O documento também afirma que o grupo “deve, preferivelmente, ser formado apenas (ou ao menos em sua maioria) por conselheiros independentes e coordenado por um conselheiro independente. Dada a grande possibilidade de conflitos de interesses, não convém possuir conselheiros internos ou executivos em sua composição, devendo estes últimos ser convidados para as reuniões quando necessário”. O comitê de auditoria deve ser o órgão responsável por escolher e contratar o auditor independente, bem como monitorar a efetividade de seu trabalho e a sua independência. Por isso, outro conselho de especialistas, é que ao menos um dos membros tenha experiência comprovada na área contábil, financeira ou de auditoria. O IBGC, em seu Guia de Orientação para Melhores Práticas de Comitês de Auditoria, afirma que este deve ser composto por membros do conselho de administração.
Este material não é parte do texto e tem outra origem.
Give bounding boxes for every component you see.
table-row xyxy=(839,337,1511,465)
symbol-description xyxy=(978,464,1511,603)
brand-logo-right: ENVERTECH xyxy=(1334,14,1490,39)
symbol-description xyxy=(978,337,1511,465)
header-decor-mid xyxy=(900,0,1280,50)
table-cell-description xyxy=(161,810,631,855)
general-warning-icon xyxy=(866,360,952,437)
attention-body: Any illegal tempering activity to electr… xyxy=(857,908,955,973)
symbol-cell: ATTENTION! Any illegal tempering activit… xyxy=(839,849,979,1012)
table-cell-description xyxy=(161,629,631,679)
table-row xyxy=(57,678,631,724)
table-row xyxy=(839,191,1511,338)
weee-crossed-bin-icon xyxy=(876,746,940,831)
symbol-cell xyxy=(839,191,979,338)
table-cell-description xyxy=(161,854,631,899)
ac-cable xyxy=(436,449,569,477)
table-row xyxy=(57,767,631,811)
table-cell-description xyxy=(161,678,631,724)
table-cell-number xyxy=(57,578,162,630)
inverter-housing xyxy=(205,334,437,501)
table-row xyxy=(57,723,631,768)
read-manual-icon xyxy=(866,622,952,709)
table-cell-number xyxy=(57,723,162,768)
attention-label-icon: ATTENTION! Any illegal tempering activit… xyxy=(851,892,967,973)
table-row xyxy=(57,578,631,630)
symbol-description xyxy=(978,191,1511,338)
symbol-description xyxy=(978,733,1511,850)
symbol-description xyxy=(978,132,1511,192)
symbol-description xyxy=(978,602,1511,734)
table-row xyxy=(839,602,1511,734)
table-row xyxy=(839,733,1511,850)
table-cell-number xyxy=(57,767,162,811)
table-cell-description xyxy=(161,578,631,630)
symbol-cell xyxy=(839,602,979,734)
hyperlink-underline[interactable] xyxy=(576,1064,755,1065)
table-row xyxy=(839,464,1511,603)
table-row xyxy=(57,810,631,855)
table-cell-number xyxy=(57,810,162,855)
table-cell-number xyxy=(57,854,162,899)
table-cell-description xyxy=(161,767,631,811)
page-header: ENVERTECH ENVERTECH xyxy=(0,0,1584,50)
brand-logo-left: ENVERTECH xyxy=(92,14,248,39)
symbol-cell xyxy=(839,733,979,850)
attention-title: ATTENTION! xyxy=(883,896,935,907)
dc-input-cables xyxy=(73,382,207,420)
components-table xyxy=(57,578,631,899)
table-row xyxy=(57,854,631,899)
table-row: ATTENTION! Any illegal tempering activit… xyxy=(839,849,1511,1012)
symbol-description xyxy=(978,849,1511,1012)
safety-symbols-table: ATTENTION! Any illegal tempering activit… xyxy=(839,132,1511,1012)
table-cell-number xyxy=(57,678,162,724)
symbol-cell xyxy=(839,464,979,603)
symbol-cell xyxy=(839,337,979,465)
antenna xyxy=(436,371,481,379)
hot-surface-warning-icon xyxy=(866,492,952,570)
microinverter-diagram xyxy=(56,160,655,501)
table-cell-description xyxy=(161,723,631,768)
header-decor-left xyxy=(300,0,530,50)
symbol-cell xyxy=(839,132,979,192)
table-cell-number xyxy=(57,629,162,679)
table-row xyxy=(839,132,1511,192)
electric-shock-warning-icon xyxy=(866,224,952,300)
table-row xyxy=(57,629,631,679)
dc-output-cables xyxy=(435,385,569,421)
“Comitês de auditora independentes constituem um componente crítico para assegurar ao conselho de administração o controle sobre a qualidade dos demonstrativos financeiros e controles internos que asseguram a sua confiabilidade, bem como para a identificação e gestão de riscos da organização”, assinala o documento. A Lei Societária (Lei nº 6.404, de 1976) e o Código Civil brasileiro preveem os deveres e responsabilidades atribuídos ao conselho de administração e, por extensão, aos seus comitês. No Brasil, foram criadas regulamentações específicas que obrigam a instituição de comitês de auditoria para instituições financeiras e companhias de seguros. Contudo, destaca Weiler, no Brasil, os comitês de auditoria não são obrigatórios sequer para as empresas abertas. “Nos Estados Unidos, a obrigatoriedade existe para as empresas abertas, inclusive aquelas sediadas no exterior que estejam listadas no mercado norte-americano”, diz Weiler, salientando que as empresas brasileiras listadas nos Estados Unidos são obrigadas a manter comitês de auditoria.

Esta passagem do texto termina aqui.